Sanders’ order notes “the most recent Arkansas Water Plan was completed nearly a decade ago and there is urgent need to update the Plan in order to meet the changing needs of communities — large and small — across this state. Aging infrastructure and population change across the state have impacted drinking water, stormwater, sanitation capabilities, and other needs…
“A comprehensive strategy, to include an updated Arkansas Water Plan, is necessary to address water demand projections, aging infrastructure, supply depletion, and flood mitigation capabilities by incorporating the most recent science and data.”
The state Water Plan is an arcane bureaucratic document intended to direct state water policy and make recommendations to the Arkansas General Assembly.
The 2014 update was intended to guide state leaders through 2050, when it predicted Arkansas would see a 14% increase in water demand. The report focused on issues that remain at the forefront of Arkansas’ water issues: deteriorating infrastructure, depleted groundwater stores and the need for proactive management.
The plan weighs the varying, and sometimes conflicting, interests of farmers, the industrial sector and the environment, but its foremost focus is on drinking water.

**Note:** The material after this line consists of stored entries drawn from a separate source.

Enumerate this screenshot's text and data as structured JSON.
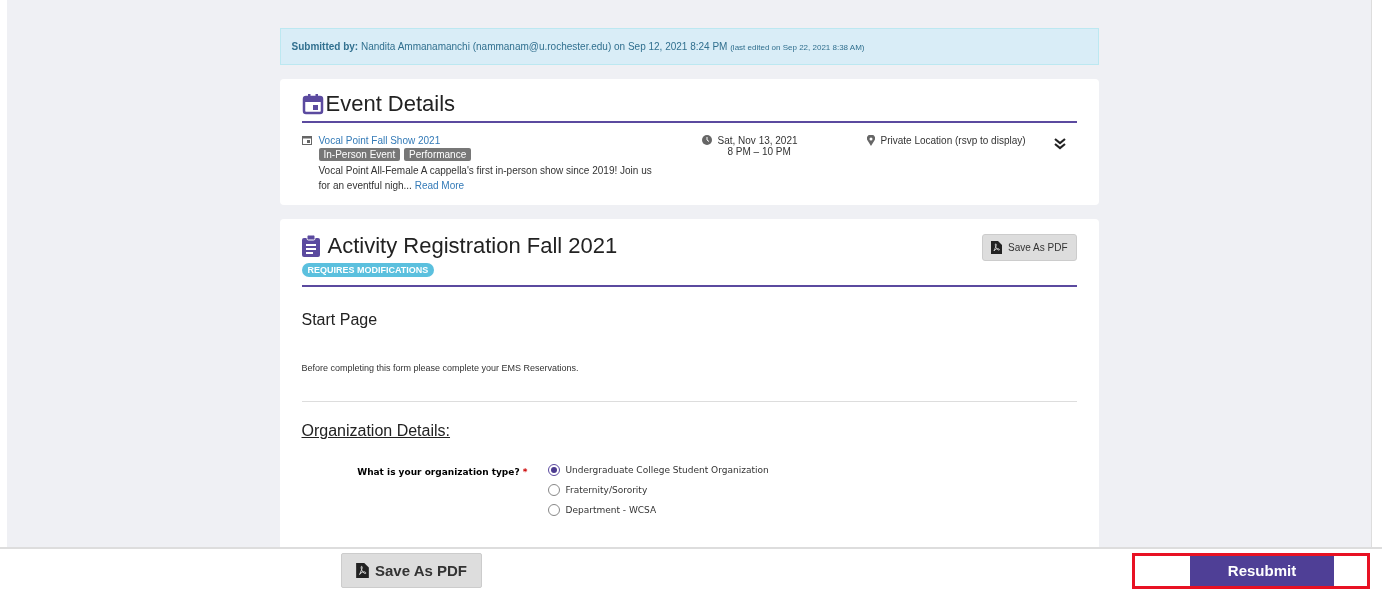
{
  "submission": {
    "label": "Submitted by:",
    "text": "Nandita Ammanamanchi (nammanam@u.rochester.edu) on Sep 12, 2021 8:24 PM",
    "edited": "(last edited on Sep 22, 2021 8:38 AM)"
  },
  "event_details": {
    "title": "Event Details",
    "event_name": "Vocal Point Fall Show 2021",
    "tags": [
      "In-Person Event",
      "Performance"
    ],
    "description": "Vocal Point All-Female A cappella's first in-person show since 2019! Join us for an eventful nigh...",
    "read_more": "Read More",
    "date": "Sat, Nov 13, 2021",
    "time": "8 PM – 10 PM",
    "location": "Private Location (rsvp to display)",
    "expanded": false
  },
  "form": {
    "title": "Activity Registration Fall 2021",
    "status": "REQUIRES MODIFICATIONS",
    "save_button": "Save As PDF",
    "page_title": "Start Page",
    "intro": "Before completing this form please complete your EMS Reservations.",
    "section_title": "Organization Details:",
    "question": {
      "label": "What is your organization type?",
      "required_mark": "*",
      "options": [
        {
          "label": "Undergraduate College Student Organization",
          "selected": true
        },
        {
          "label": "Fraternity/Sorority",
          "selected": false
        },
        {
          "label": "Department - WCSA",
          "selected": false
        }
      ]
    }
  },
  "footer": {
    "save_button": "Save As PDF",
    "resubmit_button": "Resubmit",
    "resubmit_highlighted": true
  }
}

“Within a few months of taking office, Governor Sanders directed her administration to begin preparations for this Executive Order with the long-term goal to protect and conserve the state’s water resources, as well as ensure Arkansans always have access to safe, clean drinking water,” Sanders’ communications director, Alexa Henning, said. “As Arkansas’ population changes and grows and our existing infrastructure ages, the need for this comprehensive plan will only increase.”
Sanders directed the new plan to be completed in two phases by Agriculture Secretary Wes Ward and Natural Resources Division Director Chris Colclasure. The first stage should be done within the next 365 days.
Phase I’s purpose is to determine significant changes that need to be made to the 2014 document, and a work plan, schedule and estimated cost is due to the governor within the year.
Phase II will be based on the findings of the first phase “and shall include needed updates to reflect the current demands, forecasts, supply, availability, and quality of surface and groundwater; a resilience assessment; regional and basin level water management strategies; local project and program assessments; focus basins identification and solutions; a structural analysis of flood mitigation infrastructure and proposed solutions; and a comprehensive analysis of water management policies.”
A status report on Phase II is due to Sanders by the end of 2024. The executive order directs both phases to include significant stakeholder engagement.
Arkansas hasn’t seen as dramatic an increase in average temperature in recent decades as other states (The Natural State’s average temperature has risen by about 1 degree Farenheit since 1975). However, Arkansas has seen its weather patterns move to the extremes — historic winter storms, unprecedented flooding and droughts.